The 20% threshold is one of many possible kill-switch levels. Sweeping the engine across {15%, 20%, 25%, 30%} (4,000 paths, 60 months, seed 42) gives a near-linear shift in recovery time:

  • 15% threshold: median 8, p95 = 23 months.
  • 20% threshold: median 11, p95 = 28 months.
  • 25% threshold: median 15, p95 = 33 months.
  • 30% threshold: median 18, p95 = 38 months.

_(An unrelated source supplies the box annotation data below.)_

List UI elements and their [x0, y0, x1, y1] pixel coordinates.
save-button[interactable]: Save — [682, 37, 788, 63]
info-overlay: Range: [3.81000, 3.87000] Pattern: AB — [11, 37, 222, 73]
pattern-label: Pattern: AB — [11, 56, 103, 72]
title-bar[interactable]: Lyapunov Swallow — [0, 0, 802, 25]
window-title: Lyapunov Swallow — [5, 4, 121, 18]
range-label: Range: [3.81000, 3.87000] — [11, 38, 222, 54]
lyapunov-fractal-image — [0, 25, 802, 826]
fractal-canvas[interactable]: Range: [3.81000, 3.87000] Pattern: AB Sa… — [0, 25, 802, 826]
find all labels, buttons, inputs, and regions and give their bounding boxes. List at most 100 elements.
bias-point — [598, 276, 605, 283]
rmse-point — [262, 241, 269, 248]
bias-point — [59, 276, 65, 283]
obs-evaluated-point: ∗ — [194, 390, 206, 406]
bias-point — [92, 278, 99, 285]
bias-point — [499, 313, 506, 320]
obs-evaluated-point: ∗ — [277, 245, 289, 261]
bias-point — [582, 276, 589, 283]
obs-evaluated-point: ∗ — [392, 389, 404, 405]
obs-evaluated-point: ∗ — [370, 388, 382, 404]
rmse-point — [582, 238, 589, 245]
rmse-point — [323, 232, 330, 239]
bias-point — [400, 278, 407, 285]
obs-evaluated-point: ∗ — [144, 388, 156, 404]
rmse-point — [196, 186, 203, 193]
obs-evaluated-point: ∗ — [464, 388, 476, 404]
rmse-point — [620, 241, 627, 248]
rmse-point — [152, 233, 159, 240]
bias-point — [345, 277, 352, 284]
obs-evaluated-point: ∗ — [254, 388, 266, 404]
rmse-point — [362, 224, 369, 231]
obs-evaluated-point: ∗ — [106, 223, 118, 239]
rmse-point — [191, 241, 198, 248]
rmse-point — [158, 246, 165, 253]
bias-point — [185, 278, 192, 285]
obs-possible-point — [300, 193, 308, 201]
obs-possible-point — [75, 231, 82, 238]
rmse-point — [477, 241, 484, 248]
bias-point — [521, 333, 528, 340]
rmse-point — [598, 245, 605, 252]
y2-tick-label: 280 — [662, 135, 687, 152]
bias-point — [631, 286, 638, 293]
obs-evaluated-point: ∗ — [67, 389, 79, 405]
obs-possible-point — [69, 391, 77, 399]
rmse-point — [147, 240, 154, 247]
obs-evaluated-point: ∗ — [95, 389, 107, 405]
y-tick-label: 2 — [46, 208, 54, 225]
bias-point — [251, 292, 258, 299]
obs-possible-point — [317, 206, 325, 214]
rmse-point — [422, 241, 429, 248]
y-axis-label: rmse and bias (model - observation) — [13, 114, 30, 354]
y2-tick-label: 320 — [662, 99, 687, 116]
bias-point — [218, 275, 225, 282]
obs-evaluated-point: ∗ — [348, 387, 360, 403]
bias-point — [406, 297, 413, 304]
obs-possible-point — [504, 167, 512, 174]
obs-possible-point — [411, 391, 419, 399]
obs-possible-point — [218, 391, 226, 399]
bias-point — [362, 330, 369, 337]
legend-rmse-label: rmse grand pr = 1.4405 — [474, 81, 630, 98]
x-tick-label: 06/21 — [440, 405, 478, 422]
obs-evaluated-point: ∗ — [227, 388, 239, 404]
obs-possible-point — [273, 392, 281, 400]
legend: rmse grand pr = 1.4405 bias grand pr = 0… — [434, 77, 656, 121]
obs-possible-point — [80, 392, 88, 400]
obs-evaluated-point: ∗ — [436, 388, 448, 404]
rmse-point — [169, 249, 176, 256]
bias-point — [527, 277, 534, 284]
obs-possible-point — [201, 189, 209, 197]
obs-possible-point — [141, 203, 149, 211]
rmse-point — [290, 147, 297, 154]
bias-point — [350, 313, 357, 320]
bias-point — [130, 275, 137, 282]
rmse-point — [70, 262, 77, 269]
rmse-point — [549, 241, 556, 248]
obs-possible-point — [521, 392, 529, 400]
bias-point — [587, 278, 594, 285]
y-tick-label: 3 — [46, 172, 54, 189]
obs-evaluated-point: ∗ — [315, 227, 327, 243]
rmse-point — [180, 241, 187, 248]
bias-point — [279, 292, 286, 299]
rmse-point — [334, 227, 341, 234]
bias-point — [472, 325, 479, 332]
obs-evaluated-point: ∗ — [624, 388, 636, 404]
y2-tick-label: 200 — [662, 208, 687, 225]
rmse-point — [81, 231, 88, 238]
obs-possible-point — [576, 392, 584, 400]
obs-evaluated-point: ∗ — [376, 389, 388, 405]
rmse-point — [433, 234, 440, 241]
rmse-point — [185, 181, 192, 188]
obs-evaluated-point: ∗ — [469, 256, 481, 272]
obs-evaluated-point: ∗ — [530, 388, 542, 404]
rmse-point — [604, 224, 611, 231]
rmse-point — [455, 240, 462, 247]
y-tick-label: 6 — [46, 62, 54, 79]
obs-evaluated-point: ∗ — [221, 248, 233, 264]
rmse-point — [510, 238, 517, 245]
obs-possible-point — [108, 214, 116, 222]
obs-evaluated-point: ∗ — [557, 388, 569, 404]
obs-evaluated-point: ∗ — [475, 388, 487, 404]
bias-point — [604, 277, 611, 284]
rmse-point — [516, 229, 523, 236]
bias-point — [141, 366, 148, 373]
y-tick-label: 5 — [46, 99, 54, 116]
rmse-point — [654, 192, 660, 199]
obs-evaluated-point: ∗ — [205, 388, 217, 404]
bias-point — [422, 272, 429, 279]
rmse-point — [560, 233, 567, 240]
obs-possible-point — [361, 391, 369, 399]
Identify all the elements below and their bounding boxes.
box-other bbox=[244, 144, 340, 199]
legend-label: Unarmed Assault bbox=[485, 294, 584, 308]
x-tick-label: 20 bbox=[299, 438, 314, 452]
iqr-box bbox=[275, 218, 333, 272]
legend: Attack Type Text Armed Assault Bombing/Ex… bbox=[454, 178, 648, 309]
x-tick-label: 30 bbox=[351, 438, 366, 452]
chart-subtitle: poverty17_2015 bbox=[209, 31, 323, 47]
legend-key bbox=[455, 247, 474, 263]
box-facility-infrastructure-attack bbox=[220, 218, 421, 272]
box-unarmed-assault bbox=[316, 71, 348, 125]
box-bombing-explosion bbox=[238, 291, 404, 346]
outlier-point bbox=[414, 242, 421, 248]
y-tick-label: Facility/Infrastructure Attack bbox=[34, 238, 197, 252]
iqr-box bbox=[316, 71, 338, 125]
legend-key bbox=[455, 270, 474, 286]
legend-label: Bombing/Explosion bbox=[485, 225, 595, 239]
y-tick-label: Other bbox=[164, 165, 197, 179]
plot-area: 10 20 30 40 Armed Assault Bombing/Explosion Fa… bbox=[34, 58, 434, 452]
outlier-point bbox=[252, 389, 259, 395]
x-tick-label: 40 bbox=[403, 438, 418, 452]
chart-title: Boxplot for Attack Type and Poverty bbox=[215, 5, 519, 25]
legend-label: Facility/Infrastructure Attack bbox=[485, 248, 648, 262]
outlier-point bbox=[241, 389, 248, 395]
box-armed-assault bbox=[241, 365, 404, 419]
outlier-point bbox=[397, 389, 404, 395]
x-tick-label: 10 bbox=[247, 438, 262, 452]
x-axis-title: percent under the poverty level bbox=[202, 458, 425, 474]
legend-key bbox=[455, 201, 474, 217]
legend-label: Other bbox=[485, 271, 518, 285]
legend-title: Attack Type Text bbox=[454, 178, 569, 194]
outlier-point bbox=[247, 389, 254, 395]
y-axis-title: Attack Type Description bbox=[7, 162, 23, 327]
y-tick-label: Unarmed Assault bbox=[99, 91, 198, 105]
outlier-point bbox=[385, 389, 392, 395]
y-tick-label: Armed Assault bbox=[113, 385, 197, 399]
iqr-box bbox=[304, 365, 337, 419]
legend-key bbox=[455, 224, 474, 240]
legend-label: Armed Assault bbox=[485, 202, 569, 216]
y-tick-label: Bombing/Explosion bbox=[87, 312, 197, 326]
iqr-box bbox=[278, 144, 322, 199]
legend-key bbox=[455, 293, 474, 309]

A deeper drawdown threshold means a longer climb back, so both the median and the p95 recovery rise roughly 5 months per 5-percentage-point step in this regime. A kill-switch defined at one threshold has materially different implications from the same kill-switch at a different threshold. The defensible procedure is to sweep the threshold and report the (threshold, p95) joint distribution, then pick the kill-switch based on operator patience.

Connects to

References

  • Politis, D. N., & Romano, J. P. (1994). "The Stationary Bootstrap." Journal of the American Statistical Association 89(428), 1303–1313. The stationary block-bootstrap reference. https://www.jstor.org/stable/2290993
  • Magdon-Ismail, M., Atiya, A. F., Pratap, A., & Abu-Mostafa, Y. S. (2004). "On the Maximum Drawdown of a Brownian Motion." Journal of Applied Probability 41(1), 147–161. https://www.cambridge.org/core/journals/journal-of-applied-probability
  • Azzalini, A., & Capitanio, A. (2003). "Distributions Generated by Perturbation of Symmetry with Emphasis on a Multivariate Skew-t Distribution." Journal of the Royal Statistical Society B 65(2), 367–389. Skew-t reference.
  • Lopez de Prado, M. (2018). Advances in Financial Machine Learning, chapter on backtest statistics including drawdown.
  • McNeil, A. J., Frey, R., & Embrechts, P. (2015). Quantitative Risk Management, 2nd ed., Princeton UP. Chapter 7 covers drawdown and tail-risk modelling.

Verified engine output

Show the recompute-verified inputs and outputs
Inputs
monthly_sharpe0.5
monthly_skew-0.3
monthly_excess_kurt2.5
recovery_threshold0.2
paths4000
max_months60
seed42
Result
median11
p258
p7516
p9528
pct recovered in12 mo0.5775
pct never recovered0.00125
recovery times (3995 items)[...]

Computed live at build time.

Frequently asked questions

When should I prefer the Markov simulation over a historical bootstrap?
When the tape is short (under 60 months) relative to the strategy lifecycle, or regime-fragility is plausible. For long-tape (>240 months) well-understood strategies, prefer bootstrap.
Does the engine support a block-bootstrap option?
Not directly. For bootstrap analysis run a standard block-bootstrap externally and compare the two outputs side-by-side.
Why does the Markov assume i.i.d. draws when real returns are autocorrelated?
Because the closed-form skew-t moment-match is tractable. Adding autocorrelation requires a regime-switching ARMA — the natural next step for a more conservative forecast.
What about Vine copulas or other dependency models?
Vine copulas capture asymmetric dependencies for multi-asset drawdown. The single-asset Markov engine here does not need them because the dependency structure is intra-asset.
How does this connect to my actual kill-switch design?
Compute p95 recovery from the engine; sweep across drawdown thresholds. If p95 at your chosen threshold exceeds operator patience, pick a tighter threshold or accept a shorter patience constant.